Often times we see people we know/ look up to/ love/ respect get called out for their wrong doings. So lots of our coping mechanisms is run to defend them. We feel at peace when the people we connect with are loved and well protected. it’s a momentary psychological relief. So defending them? should’t always the first response we give. Especially when that person has harmed someone else. Accountability is what we should give. Unacceptability to that behavior is what we should give.
This is why It becomes harder to hold those who have a bigger following, a bigger system of support, a bigger platform accountable. they are grated with the power of others doing their work for them. Their fans, friends and family come as one to stick out the criticism, the negative reinforcement, the backlash, the truth. They see these things as act of punishment for their behavior rather than what it is : ACCOUNTABILITY
When we rush to defend people? We provide them power when we rush to their aid. pushing them to what they should’t do ; watch in silence.Then their fans, friends, etc began to do the work for them. They become a bystander to their own responsibility. Silence is not the correct placement when you have wronged others. Own it is. Be accountable? Is.

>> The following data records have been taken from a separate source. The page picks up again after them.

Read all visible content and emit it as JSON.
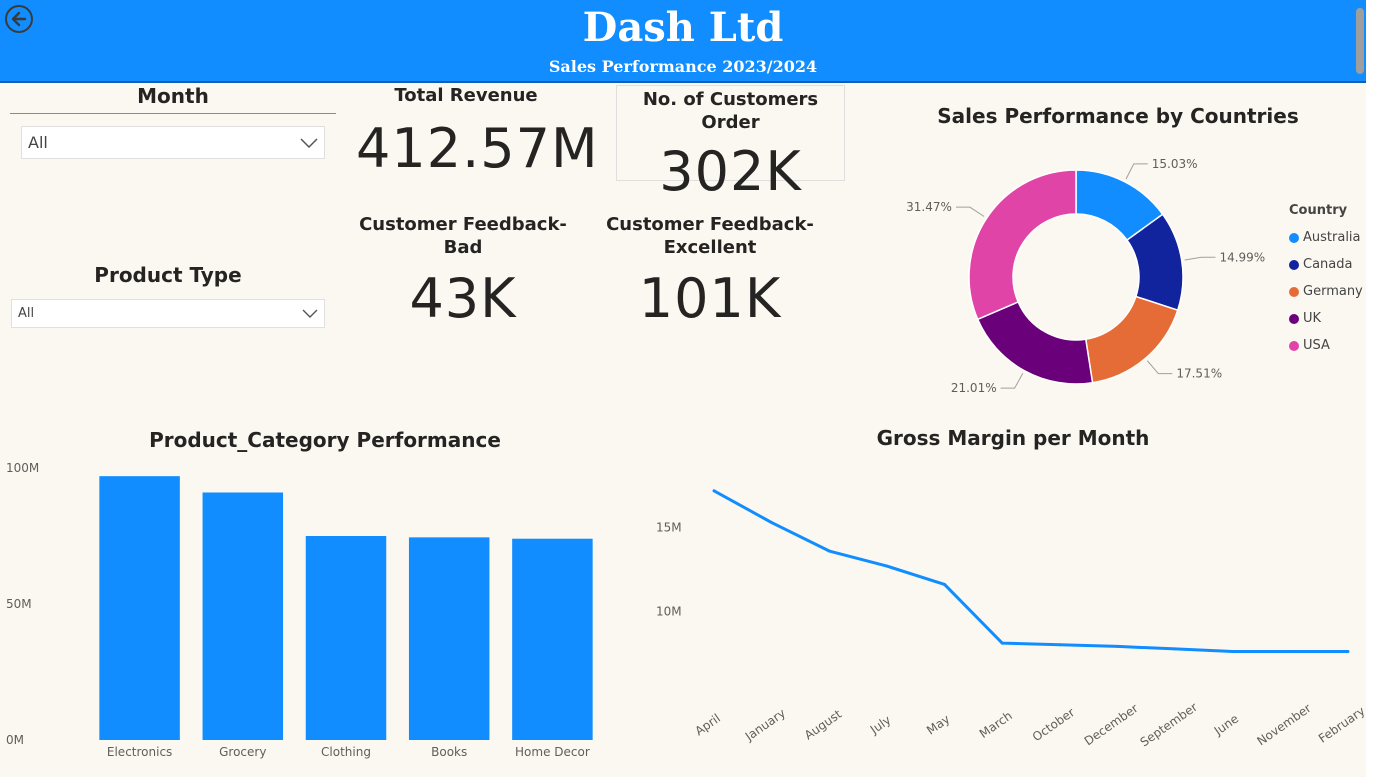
{
  "header": {
    "title": "Dash Ltd",
    "subtitle": "Sales Performance 2023/2024",
    "back_icon": "back-arrow-icon"
  },
  "slicers": {
    "month": {
      "title": "Month",
      "value": "All"
    },
    "product_type": {
      "title": "Product Type",
      "value": "All"
    }
  },
  "kpis": {
    "total_revenue": {
      "label": "Total Revenue",
      "value": "412.57M"
    },
    "customer_orders": {
      "label": "No. of Customers Order",
      "value": "302K"
    },
    "feedback_bad": {
      "label_line1": "Customer Feedback-",
      "label_line2": "Bad",
      "value": "43K"
    },
    "feedback_excellent": {
      "label_line1": "Customer Feedback-",
      "label_line2": "Excellent",
      "value": "101K"
    }
  },
  "chart_data": [
    {
      "type": "pie",
      "title": "Sales Performance by Countries",
      "legend_title": "Country",
      "legend_position": "right",
      "slices": [
        {
          "name": "Australia",
          "value": 15.03,
          "label": "15.03%",
          "color": "#118dff"
        },
        {
          "name": "Canada",
          "value": 14.99,
          "label": "14.99%",
          "color": "#12239e"
        },
        {
          "name": "Germany",
          "value": 17.51,
          "label": "17.51%",
          "color": "#e66c37"
        },
        {
          "name": "UK",
          "value": 21.01,
          "label": "21.01%",
          "color": "#6b007b"
        },
        {
          "name": "USA",
          "value": 31.47,
          "label": "31.47%",
          "color": "#e044a7"
        }
      ]
    },
    {
      "type": "bar",
      "title": "Product_Category Performance",
      "categories": [
        "Electronics",
        "Grocery",
        "Clothing",
        "Books",
        "Home Decor"
      ],
      "values": [
        97,
        91,
        75,
        74.5,
        74
      ],
      "unit": "M",
      "ylim": [
        0,
        100
      ],
      "yticks": [
        0,
        50,
        100
      ],
      "ytick_labels": [
        "0M",
        "50M",
        "100M"
      ],
      "color": "#118dff"
    },
    {
      "type": "line",
      "title": "Gross Margin per Month",
      "categories": [
        "April",
        "January",
        "August",
        "July",
        "May",
        "March",
        "October",
        "December",
        "September",
        "June",
        "November",
        "February"
      ],
      "values": [
        17.2,
        15.3,
        13.6,
        12.7,
        11.6,
        8.1,
        8.0,
        7.9,
        7.75,
        7.6,
        7.6,
        7.6
      ],
      "unit": "M",
      "ylim": [
        4.4,
        18.5
      ],
      "yticks": [
        10,
        15
      ],
      "ytick_labels": [
        "10M",
        "15M"
      ],
      "color": "#118dff"
    }
  ]
}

Then? Sometimes an apology is given. It’s important to remember an apology isn’t going to be met with forgiveness. Forgiveness shouldn’t be the first thing the person apologizing is expecting. The best apology is an active apology. Which means working at and on your accountability.
Sometimes someone can be forgiven. Lots of times forgiveness may never be granted. Do not let forgiveness be the main motivator when giving an apology. It’s not about being forgiven. It’s about making sure the person you have wronged healing.
You should seek healing too. By working on yourself. By making sure the people in your life hold you accountable. In order for the people in your life to hold you accountable? You have to make space and a place to be corrected. Remember not to project your anger with your self onto those who are correcting you.
It is also important to make sure you hold YOU accountable.
It’s important to make sure the people you hold accountable know what they did wrong. Its also important to let them know what they did right and how they can work to make sure they don’t make the same or similar CHOICES.
I encourage myself and others to take our own blame and look within rather than projecting it on and into others. I confront what I am being called out for. I make sure I don’t deflect. I respect myself and others boundaries by listening so I can learn and love better. So I can do better by being better.